Wednesday, March 7, 2012

Analysis of the HBO Show Oz



Before this class I had never seen the show Oz. My mom has worked for different cable companies for years so I have had access to HBO and other movie channels for years however I seem to have missed this show which was probably a blessing in disguise because I probably wouldn’t have been able to decode the messages that I was seeing on the screen and would have been caught up, like most of the shows fans, in thinking that it was a realistic representation of a maximum security prison.

After watching several clips of Oz and contextualizing what I have seen with the film “War on Drugs” and the reading by Glassner and Yousman it is crystal clear that the show Oz is not a real representation of prison in the slightest. Yousman states in his article that “The HBO audience is wealthier, more educated, and more suburban than the general population of television viewer. Demographically, this is the precise opposite of the US prison population. Inmates tend to be poorer, less educated, and more urban than the general population.”(266).  This is a very important idea to consider when analyzing the messages that are put out by the HBO program Oz. It is likely that most of the people who are watching this program do not have any first hand experiences or personal experiences with the prison system in our country and thus they have no ability to contextualize what they are seeing on the screen. Then, by default, the viewers of Oz develop a very skewed perception of not only what it takes to end up in prison but also what prisoners’ lives are like. From the reading in Glassner’s chapter 6 and the film War on Drugs it has become clear that most of the people in our real prisons are not in for violent crimes but rather for drugs however, in the show Oz (granted it is a maximum security prison) nearly all the main characters are in for horrible murders, rape, and other very violent crimes. This leads the typically upper-middle class viewers to view prisons are a holding tank for all the misfits and psychopaths of society.

Another thing that I noticed from watching some clips of the show Oz is that the prisoners are essentially free to roam the facility and commit ever more violent crimes inside the iron gates. I watched one clip called “Jaz Hoyt’s Death” in which two men (I assume prisoners) are sharing a hospital room, neither are shackled or restrained and after the nurse leaves the room (yes the young, female nurse in the room with two un-restrained prisoners) one man gets out of his bed and stabs and kills the other man…The nurse able to see it all through  a crack in the door but does nothing about it. This is something that if watched as just part of another episode of a television show that a person enjoys would not resonate as odd however it is extremely unlikely  that that could ever be the possible set up for hospitalized prisoners. The misconception that prisoners have the freedom to roam around and do harm to other prisoners, guards or other persons working in the prison is further pressed in another clip I watched called “Adebisi gets rejected by Shirley” where the prisoner Adebisi tells Shirley to give him oral sex through the cage and Adebisi is then caught and taken away from her cell after she says no and refers to him with a very derogatory term. Just the fact that women and men are ever in a place where that is possible in prison is very uncharacteristic of a real prison. However viewers are fed the illusion that this is how things work in prison.

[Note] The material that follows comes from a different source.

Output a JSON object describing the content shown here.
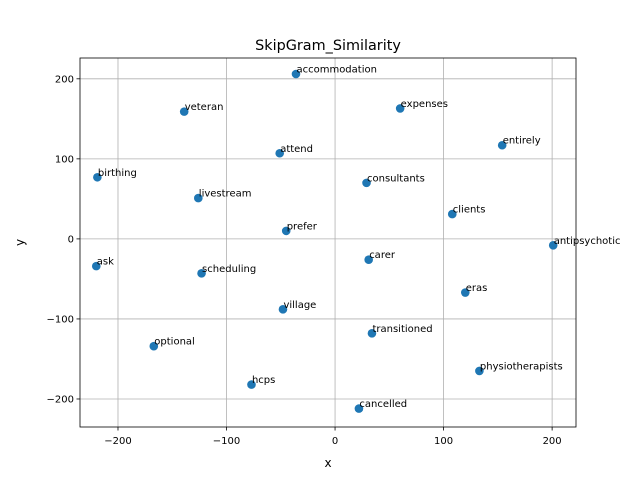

We have learned from the film War on Drugs and Yousman’s article that “Stories of punishment have long been a source of titillation for audiences, and this titillation often has served political purposes.” (267). This is very evident in Oz and in the real prison-industrial complex. In War on Drugs there are several stories, one very interesting about a young college student who was dating a small time LSD and marijuana dealer. The woman was charged with aiding and abetting a drug dealer for only providing the police with his location. She was in turn given close to 30 years in prison and when her parents were interviewed her father mentioned that the judge had said that the severe charges were only given because they were a message to others about the severity of charges for anyone involved in any way with drugs or drug dealers. This is a prime, real example of how stories of punishment can be used to control the people. The difference between real life and Oz is that the “stories of punishment” in the HBO smash hit are not real and thus they make audiences think that political decisions to build more prisons, be harsher on crime, and continue the War on Drugs are good and just decisions. Since the audience that is primarily watching this program is not from the social group that the program focuses on, it builds a wall between the truth and the illusion. Had this program been shown on another network it is possible that it would have been received quite differently because the audience would have a better or rather, different understanding of the discourse being presented.